TT Club warning to Baltic ports

TT Club is warning Baltic ports, like Gdansk. Photo: of Gdansk Authority SA
Industry Database

TT Club is warning Baltic port and terminal operators against reputational damage that it says can be a consequence of uninsured incidents from “avoidable risks”.

Speaking during Baltic Transport Week in Gdansk this week, Andrew Huxley, development director, said it’s estimated that for every unit cost incurred in insurance claims it can cost between eight and thirty-six times that amount in direct and indirect uninsured losses for the business involved.

Such expenses may add up from the emergency supplies required to control the situation, operational delays, increased maintenance and training requirements after the event but particularly reputational and commercial damage that can affect business for some time, he added..

For the port and terminal sector, Mr Huxley highlighted that TT Club’s own claims analysis concludes that 88% of the cost of insured claims result from operational inadequacies or poor maintenance; the vast majority of such shortcomings being avoidable.

“Our research, covering over 7,000 claims of a value in excess of US$10,000 made over the last five years, has sought to be precise in identifying the root cause of claims, which gives us a significant advantage in advising on preventative measures,” he said.

“The overwhelming conclusion is that much can be done to reduce future claims, improve safety and security in Baltic ports and prevent erosion to the profitability of terminal operators in the region,” he added.

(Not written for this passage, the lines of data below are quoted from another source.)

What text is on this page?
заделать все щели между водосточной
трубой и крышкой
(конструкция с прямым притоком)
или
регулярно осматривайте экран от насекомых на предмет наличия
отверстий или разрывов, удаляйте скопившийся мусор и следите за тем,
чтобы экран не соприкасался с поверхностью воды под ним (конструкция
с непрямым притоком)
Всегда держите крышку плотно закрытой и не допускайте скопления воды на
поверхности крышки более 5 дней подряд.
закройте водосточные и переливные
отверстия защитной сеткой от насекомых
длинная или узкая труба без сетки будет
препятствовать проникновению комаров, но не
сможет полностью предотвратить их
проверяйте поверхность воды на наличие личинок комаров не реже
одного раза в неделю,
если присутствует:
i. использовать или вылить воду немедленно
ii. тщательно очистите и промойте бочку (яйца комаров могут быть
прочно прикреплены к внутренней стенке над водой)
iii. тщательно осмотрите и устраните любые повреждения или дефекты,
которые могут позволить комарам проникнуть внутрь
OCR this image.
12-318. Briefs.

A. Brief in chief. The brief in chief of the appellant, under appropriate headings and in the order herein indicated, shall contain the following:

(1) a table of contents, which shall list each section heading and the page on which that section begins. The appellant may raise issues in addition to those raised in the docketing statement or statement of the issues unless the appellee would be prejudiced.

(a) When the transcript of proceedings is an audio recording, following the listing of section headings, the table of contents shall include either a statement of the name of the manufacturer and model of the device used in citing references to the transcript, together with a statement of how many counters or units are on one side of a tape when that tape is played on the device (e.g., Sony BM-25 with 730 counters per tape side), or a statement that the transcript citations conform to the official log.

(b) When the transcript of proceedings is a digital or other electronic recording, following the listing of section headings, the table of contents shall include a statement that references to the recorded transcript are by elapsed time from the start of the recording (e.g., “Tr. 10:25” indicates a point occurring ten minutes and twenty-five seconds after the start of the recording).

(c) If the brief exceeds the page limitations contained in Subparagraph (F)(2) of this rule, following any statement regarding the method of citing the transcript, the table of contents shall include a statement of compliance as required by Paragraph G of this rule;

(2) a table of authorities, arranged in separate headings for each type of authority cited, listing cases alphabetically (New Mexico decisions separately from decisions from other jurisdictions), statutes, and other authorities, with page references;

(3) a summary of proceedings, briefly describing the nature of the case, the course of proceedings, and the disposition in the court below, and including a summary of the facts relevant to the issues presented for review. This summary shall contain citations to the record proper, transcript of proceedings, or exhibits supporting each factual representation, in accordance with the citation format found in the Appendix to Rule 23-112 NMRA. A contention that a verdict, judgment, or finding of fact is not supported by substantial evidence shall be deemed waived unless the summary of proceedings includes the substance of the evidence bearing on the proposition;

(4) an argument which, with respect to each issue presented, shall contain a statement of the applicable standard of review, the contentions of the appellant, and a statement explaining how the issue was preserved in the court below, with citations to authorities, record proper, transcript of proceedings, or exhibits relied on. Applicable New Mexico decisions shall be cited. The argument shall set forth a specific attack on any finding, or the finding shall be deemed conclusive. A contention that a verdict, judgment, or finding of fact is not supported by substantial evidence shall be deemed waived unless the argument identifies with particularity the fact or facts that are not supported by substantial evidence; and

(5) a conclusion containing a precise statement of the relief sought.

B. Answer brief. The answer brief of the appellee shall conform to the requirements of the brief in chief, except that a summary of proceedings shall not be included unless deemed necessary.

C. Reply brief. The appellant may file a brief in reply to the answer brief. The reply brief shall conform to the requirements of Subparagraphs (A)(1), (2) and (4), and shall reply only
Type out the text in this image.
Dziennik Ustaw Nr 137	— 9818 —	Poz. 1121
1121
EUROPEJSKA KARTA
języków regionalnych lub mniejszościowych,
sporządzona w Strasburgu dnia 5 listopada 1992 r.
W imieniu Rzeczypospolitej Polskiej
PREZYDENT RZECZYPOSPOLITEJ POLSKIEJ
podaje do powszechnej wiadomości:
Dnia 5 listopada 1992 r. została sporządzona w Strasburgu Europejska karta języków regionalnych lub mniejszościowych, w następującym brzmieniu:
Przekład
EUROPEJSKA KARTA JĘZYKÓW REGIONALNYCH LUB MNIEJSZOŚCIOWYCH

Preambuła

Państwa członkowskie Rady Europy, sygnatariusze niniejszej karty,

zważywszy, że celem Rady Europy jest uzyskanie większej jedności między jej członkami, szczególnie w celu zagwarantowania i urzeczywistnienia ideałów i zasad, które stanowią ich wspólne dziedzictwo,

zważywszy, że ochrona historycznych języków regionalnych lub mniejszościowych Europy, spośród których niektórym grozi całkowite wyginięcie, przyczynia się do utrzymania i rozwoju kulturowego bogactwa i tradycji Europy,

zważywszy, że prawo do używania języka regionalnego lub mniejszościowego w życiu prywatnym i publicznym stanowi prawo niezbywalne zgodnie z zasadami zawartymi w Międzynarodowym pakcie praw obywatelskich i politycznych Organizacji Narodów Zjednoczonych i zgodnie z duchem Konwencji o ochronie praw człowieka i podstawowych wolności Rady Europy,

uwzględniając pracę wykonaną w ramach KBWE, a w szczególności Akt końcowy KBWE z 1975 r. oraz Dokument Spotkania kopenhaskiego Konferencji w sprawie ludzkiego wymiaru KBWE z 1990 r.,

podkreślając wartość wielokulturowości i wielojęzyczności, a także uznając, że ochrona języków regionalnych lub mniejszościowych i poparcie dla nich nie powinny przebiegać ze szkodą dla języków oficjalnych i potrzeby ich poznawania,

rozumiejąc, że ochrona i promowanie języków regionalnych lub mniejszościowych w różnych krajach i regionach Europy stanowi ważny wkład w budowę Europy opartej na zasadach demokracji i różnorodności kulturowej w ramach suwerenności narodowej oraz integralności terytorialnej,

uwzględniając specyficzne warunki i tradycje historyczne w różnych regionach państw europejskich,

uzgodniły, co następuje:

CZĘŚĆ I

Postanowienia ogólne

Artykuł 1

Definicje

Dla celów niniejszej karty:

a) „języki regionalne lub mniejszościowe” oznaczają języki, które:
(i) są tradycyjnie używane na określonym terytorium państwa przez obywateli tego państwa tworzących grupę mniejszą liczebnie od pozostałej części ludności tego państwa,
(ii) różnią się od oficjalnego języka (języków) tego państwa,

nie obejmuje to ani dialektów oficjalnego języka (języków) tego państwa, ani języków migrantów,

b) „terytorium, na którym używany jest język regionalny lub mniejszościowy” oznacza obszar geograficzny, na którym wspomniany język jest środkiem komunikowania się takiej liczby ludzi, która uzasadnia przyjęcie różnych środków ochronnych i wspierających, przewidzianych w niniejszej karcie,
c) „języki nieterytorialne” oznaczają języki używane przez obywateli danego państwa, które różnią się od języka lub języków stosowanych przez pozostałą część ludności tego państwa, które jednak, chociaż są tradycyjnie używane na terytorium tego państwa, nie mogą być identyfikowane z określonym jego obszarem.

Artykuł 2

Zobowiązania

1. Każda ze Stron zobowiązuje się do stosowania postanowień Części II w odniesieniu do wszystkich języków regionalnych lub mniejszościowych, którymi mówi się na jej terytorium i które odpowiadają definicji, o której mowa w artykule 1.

High on the list of the most damaging according to TT Club’s research are cargo contamination and bodily injury, not just in terms of financial loss but particularly, if they become repetitive, to the reputation of an operator.  

But, consequent loss of custom and revenue can be ultimately more critical to a cargo handling business than the loss caused by the initial incident, Mr Huxley said. Theft from an operator’s premises (at 55% of all theft claims) and from sub-contractors while in transit (at 30%) are said to be the two main areas of concern.

“Physical security measures such as fencing, guards, alarms and CCTV are the most obvious preventions”, Mr Huxley highlighted, “but crime using the internet is an emerging risk with hackers accessing cargo release codes, changing delivery locations and altering inventory stock levels remotely.”

As a result, TT Club is urging ports and terminals to carry out training and review systems – moves that often will not involve significant capital expenditure but can have a major impact on reducing incidents and improving productivity.